The plight of the women’s soccer team highlights how far the U.S. is from achieving pay equity—even in the highest ranks of their field, women are still fighting to be treated equally. “This team is living proof that you can be the very best at what you do and still have to fight for equal pay,” said President Biden on Equal Pay Day.
“It’s just unacceptable that we’re still fighting for equal pay. … You want stadiums filled, we filled them,” said Rapinoe. “You want us to take the stars and stripes and the red, white and blue across the entire globe and represent America in the best way possible. We’ve done all of that.”
Equal Pay for Equal Play
On Tuesday, just days before the start of the Tokyo Olympics, Sens. Maria Cantwell (D-Wash.) and Shelly Moore Capito (R-W.Va.) reintroduced the Equal Pay for Team USA Act, which require equal pay for all athletes representing the U.S. in international sporting competitions, as well as the same benefits, travel budgets and medical care. Many organizations have already pledged their support for the legislation, including the Women’s Sports Foundation, National Women’s Law Center and Equality League.
“All Americans are proud to see U.S. athletes represent our country on the world stage, and all Americans should be assured these athletes are being compensated equally,” said Cantwell. “It is long past time for us to work together to right this wrong and get this done.”
“It is only right that the women competing for the United States in global athletic competitions receive the same kind of pay and benefits as their male counterparts,” Capito said. “This is an issue we can address together—not as Democrats and Republicans, but as Americans.”
In another effort to ensure equal pay for women in sports, the Even Playing Field Act, introduced by Sens. Dianne Feinstein (D-Calif.) and Patty Murray (D-Wash.) on June 24, also seeks to ensure fair and equal pay and conditions for all members of U.S. national teams. The bill was first introduced in July 2019 but has been reintroduced in light of the Tokyo Olympics.
“Pay discrimination is unacceptable in any job, but few things highlight this pay inequity more dramatically than the staggering differences in how our male and female athletes are paid,” said Murray.
The gender pay gap is persistent in America, with women earning just 82 cents for every dollar men earn, and it is even worse for women of color. For every dollar paid to a white man, Black women receive only 63 cents, and this drops to 55 cents for Latina women.
Murray spoke on the importance of intersectionality in the bill, highlighting not only gender equality but other steps that need to be taken to ensure proper treatment for all athletes: “This bill will make sure that female athletes representing our country don’t get shortchanged.
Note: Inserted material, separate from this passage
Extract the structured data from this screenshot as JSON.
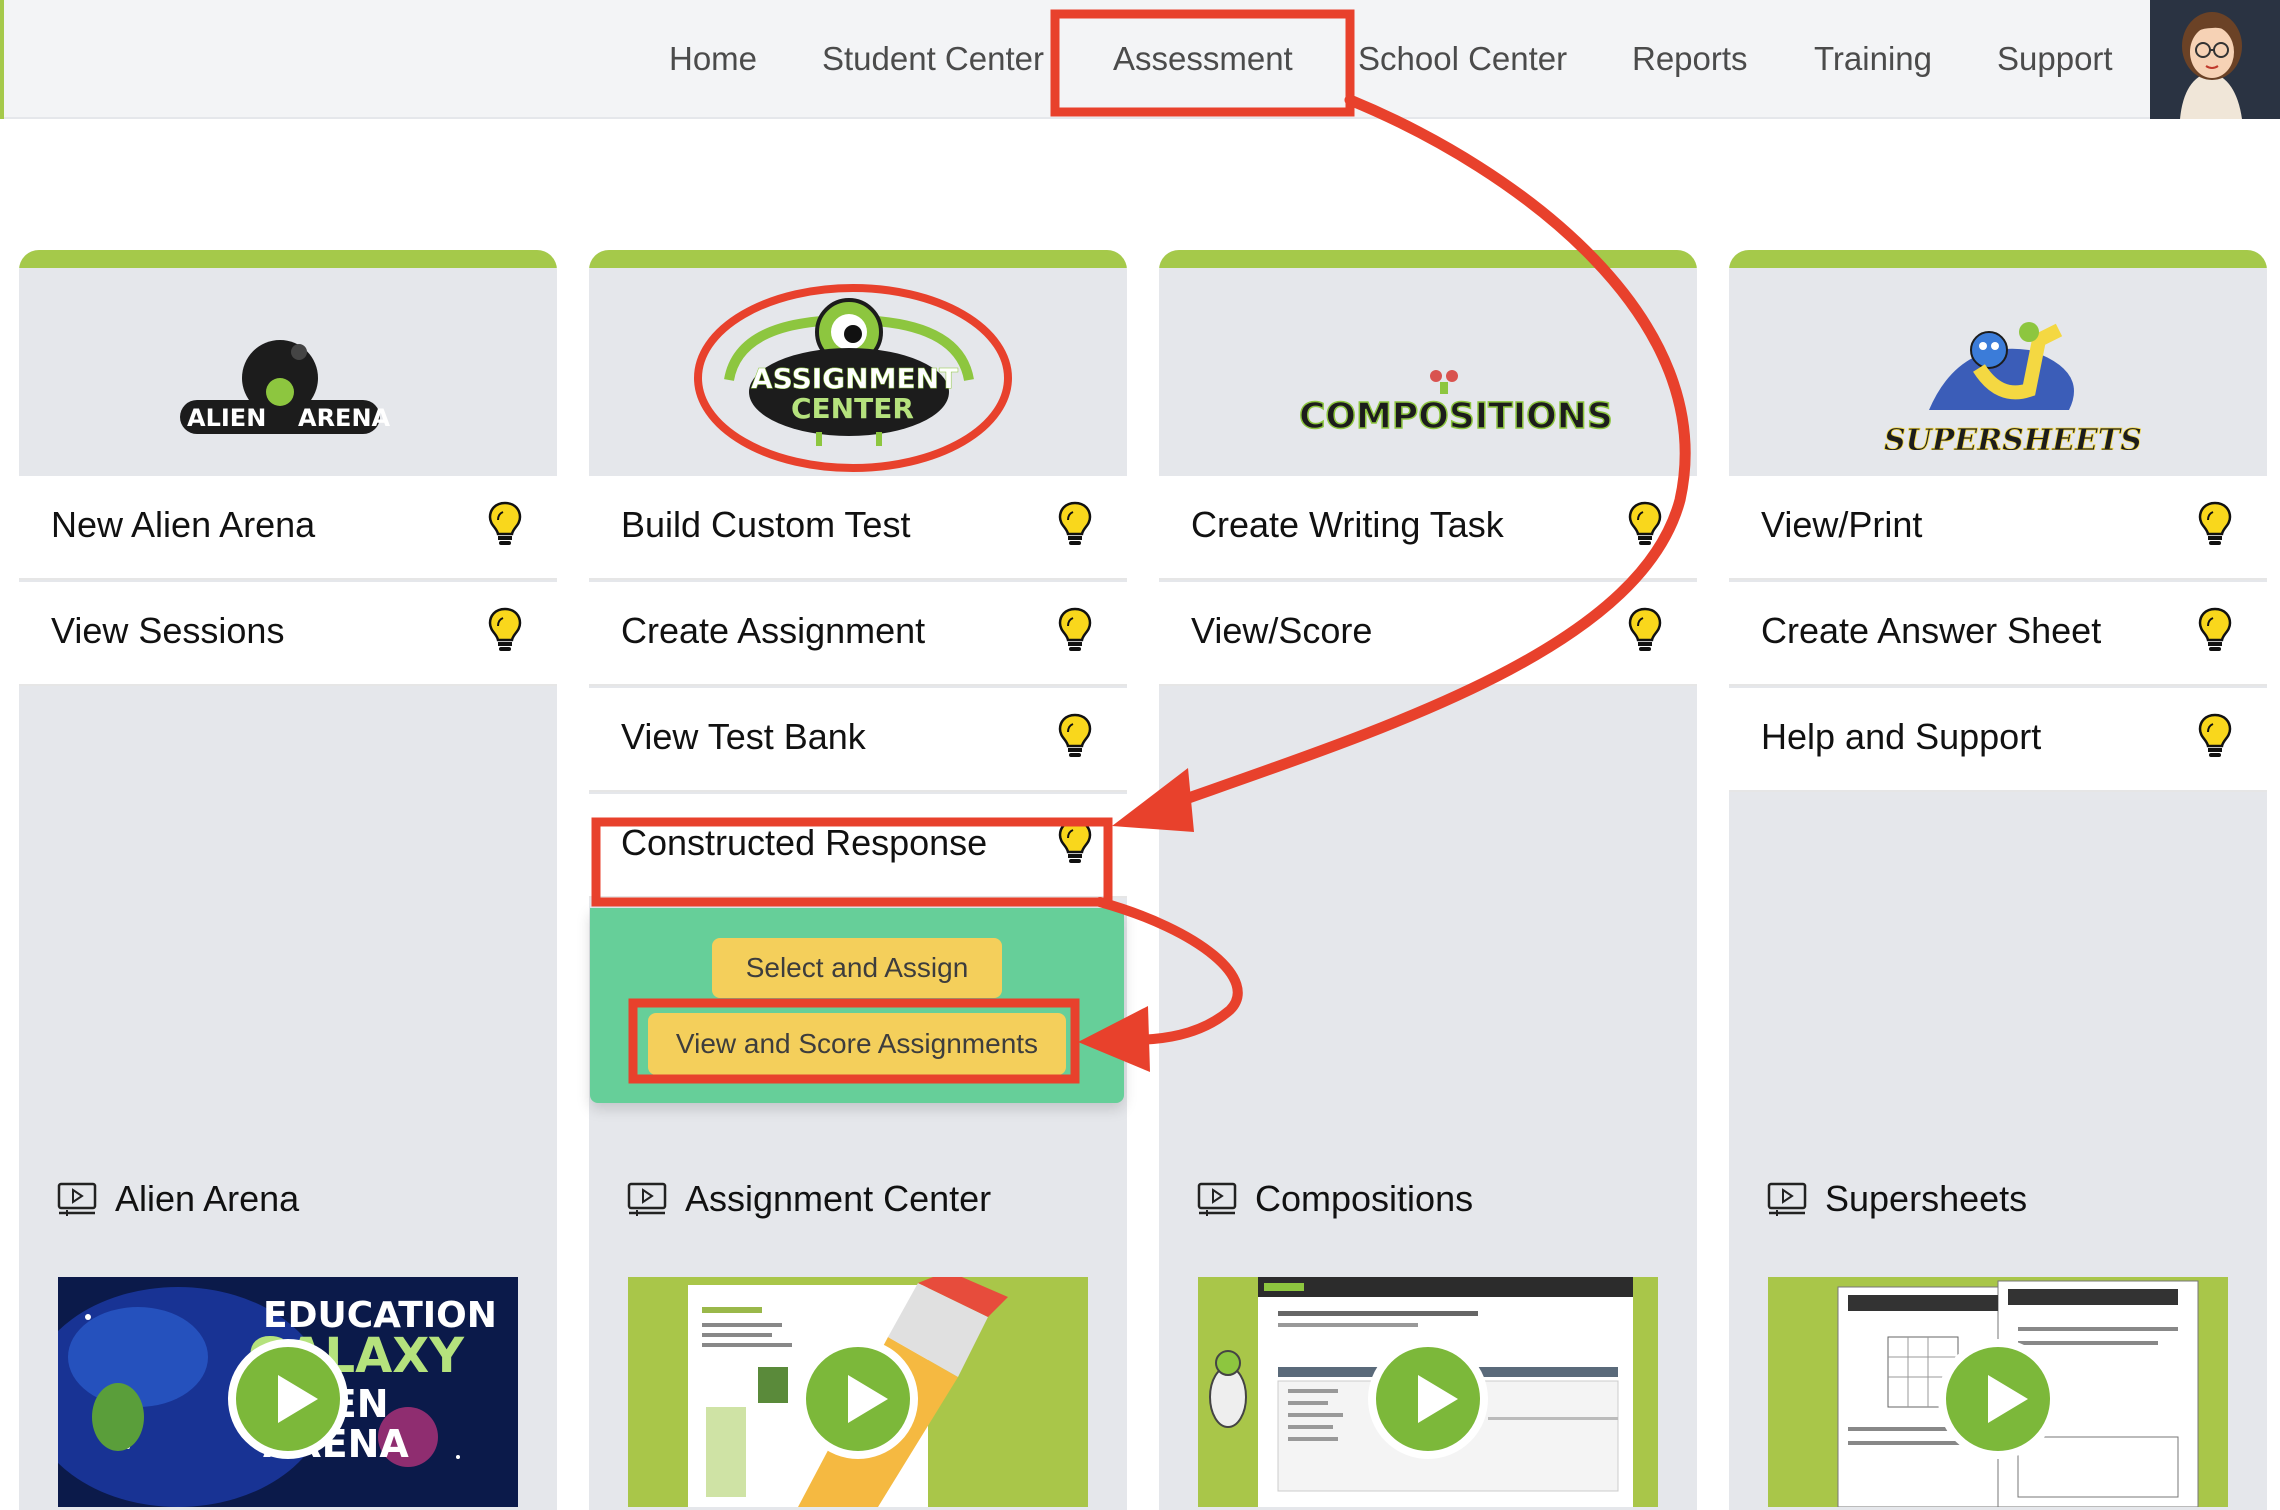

But we can’t stop there—we need to make sure every single athlete, regardless of their race, gender, sexual orientation or gender identity—gets the pay, dignity and respect they deserve.”
When the Olympics start on Friday, Simone Biles, Sue Bird, Sydney McLaughlin, Carli Lloyd, Katie Ledeckly—and so many more incredible women athletes—will step on the field, ready to compete for their country. But will their country continue to fight for them and the pay they deserve?